Peter Canellos, editorial page editor for The Boston Globe, says these movies portray themselves as historically accurate leading many filmgoers to watch them without skepticism.
"There's a real danger in these movies of people's perceptions being skewed significantly by things that the filmmakers think of as just adding a little bit of spice and drama," he said.
Ben Affleck directed Argo, a movie about the 1970s Iran hostage crisis. Now, critics are saying that many of the movie's detail are blatantly false, including the ending.
"When the movie first came out, it was sort of openly acknowledged that there's a big car chase at the end, literally onto the runway at the airport in Tehran and that never happened. The embassy workers who were masquerading as film crew, just strolled onto the plane and there was no drama at the ending," he said.
Affleck and Hollywood didn't think the historical ending was exciting enough, Canellos says, so they added the heart racing car chase. But once the film was released, other details were also found to be untrue.
In the movie, the British refuse to help the Americans. In reality, the British played an important role by helping the hostages get to the Canadian embassy.
"Now, the very elderly British ambassador to Iran is outraged and there's a sense in Britain, particularly, that history has been maligned here," he said.
But Argo wasn't the only nominee that used embellishment for the sake of Hollywood.
Steven Spielberg's Lincoln upset Connecticut lawmakers when the film portrayed two members of the state's delegation as voting no on the 13th Amendment, when they actually voted yes.
The film's screenwriter, Tony Kushner, thought the role-calls were called by state, instead of alphabetical by name, Canellos said. After realizing his mistake, Kushner chose to keep it in the film because he felt having the delegates called by state made the call more dramatic.
"(The delegates) were people who took a very strong moral stance in favor of the 13th amendment and for there to be any suggestion that some of them were opposing it is probably maligning their reputation," Canellos said.
Some have called for using Lincoln for educational purposes, which has upset some who point to the film's historical misses.
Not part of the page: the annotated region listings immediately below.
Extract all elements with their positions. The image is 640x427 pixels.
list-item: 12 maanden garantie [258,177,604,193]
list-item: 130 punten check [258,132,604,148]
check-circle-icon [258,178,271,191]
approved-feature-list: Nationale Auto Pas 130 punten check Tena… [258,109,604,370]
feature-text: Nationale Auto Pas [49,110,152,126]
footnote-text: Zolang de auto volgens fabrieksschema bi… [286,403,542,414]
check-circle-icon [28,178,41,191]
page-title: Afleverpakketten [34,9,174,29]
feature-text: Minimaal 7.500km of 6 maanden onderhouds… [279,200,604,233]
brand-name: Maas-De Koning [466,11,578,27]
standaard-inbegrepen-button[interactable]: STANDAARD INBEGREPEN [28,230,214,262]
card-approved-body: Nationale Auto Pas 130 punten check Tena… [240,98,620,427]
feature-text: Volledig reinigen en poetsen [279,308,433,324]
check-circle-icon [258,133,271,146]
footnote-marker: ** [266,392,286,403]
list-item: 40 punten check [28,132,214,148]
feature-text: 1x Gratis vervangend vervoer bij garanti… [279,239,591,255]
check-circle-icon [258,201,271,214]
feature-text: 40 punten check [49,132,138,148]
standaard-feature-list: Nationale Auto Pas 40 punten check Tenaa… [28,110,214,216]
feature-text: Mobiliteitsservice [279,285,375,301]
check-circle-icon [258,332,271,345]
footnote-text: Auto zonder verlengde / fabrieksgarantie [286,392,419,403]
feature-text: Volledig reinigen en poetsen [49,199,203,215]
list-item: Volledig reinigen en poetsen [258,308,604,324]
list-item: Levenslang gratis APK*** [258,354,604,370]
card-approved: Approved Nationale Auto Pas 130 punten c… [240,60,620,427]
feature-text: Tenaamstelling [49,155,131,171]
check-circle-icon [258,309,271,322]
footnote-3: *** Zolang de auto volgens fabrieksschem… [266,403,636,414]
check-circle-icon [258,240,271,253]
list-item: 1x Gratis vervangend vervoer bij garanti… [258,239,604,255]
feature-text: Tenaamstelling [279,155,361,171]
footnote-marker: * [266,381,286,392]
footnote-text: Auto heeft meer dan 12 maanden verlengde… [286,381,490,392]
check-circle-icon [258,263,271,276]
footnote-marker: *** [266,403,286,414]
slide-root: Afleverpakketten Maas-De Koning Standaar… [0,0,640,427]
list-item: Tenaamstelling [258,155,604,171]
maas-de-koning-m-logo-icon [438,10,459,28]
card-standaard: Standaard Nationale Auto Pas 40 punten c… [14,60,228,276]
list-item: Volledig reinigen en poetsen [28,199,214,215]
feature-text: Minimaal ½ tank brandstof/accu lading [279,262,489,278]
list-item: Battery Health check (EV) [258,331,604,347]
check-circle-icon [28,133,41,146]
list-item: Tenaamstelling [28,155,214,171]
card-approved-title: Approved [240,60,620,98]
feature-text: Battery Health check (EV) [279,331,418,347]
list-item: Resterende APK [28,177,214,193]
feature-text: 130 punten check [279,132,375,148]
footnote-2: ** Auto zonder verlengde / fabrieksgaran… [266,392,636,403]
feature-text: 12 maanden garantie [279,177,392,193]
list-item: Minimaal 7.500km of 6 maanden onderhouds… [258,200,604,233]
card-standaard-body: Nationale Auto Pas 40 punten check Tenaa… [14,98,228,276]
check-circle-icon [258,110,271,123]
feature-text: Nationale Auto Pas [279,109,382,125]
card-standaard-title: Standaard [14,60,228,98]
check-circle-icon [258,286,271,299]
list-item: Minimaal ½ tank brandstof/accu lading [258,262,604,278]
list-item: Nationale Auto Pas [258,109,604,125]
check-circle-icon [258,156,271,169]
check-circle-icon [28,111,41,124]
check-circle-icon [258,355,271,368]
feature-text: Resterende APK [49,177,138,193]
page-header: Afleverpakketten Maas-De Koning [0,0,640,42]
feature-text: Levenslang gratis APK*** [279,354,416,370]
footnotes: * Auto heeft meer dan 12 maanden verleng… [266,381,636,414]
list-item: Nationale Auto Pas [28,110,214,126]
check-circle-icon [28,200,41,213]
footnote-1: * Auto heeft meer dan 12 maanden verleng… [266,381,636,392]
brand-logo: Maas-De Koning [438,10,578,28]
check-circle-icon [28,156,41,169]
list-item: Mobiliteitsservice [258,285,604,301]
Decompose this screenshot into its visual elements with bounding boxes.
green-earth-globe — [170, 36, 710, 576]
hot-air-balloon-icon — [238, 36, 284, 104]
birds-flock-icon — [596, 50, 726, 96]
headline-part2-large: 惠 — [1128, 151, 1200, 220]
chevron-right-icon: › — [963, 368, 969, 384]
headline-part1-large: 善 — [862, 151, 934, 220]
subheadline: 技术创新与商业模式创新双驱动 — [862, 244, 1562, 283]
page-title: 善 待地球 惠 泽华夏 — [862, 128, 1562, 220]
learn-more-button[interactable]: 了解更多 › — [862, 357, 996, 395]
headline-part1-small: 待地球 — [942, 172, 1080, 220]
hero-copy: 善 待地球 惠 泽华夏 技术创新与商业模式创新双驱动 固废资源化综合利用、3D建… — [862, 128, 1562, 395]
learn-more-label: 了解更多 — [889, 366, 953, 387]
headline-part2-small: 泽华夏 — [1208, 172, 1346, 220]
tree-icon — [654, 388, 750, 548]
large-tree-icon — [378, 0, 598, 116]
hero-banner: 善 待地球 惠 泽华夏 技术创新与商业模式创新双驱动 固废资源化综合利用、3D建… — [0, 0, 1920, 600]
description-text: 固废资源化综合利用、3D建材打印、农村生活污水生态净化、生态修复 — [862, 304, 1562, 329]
But identifying the movie's historical inaccuracies could also lead to an educational opportunity, Canellos said.
"If Steven Spielberg were to acknowledge the embellishments and the errors in the movie, I think it would teach an important lesson to kids. They would enjoy the movie and they'd understand that a lot of the details either weren't true or were sort of glossed over and that details matter," he said.
Kathryn Bigelow's Zero Dark Thirty has had more serious charges leveled against it, because the details affect current policies.
"We're still in a period where people can debate the merits of torture ... and for a movie to suggest that the information that was obtained through so-called harsh interrogations led to the CIA discovering the whereabouts of Osama Bin Laden, adds to this huge argument seemingly in favor of the torture debate and it just didn't happen that way," he said.
A lot of the information surrounding the events that led to Bin Laden's death is classified, Canellos says, but Congressional committees have done an exhaustive study to prove that torture wasn't used.
"If it's, in fact, not true that torture played any role in amassing the evidence that led to Osama Bin Laden and they suggest that it did, that's violating the core narrative. That's not just putting the Connecticut Congressmen on the wrong side of the issue," he said.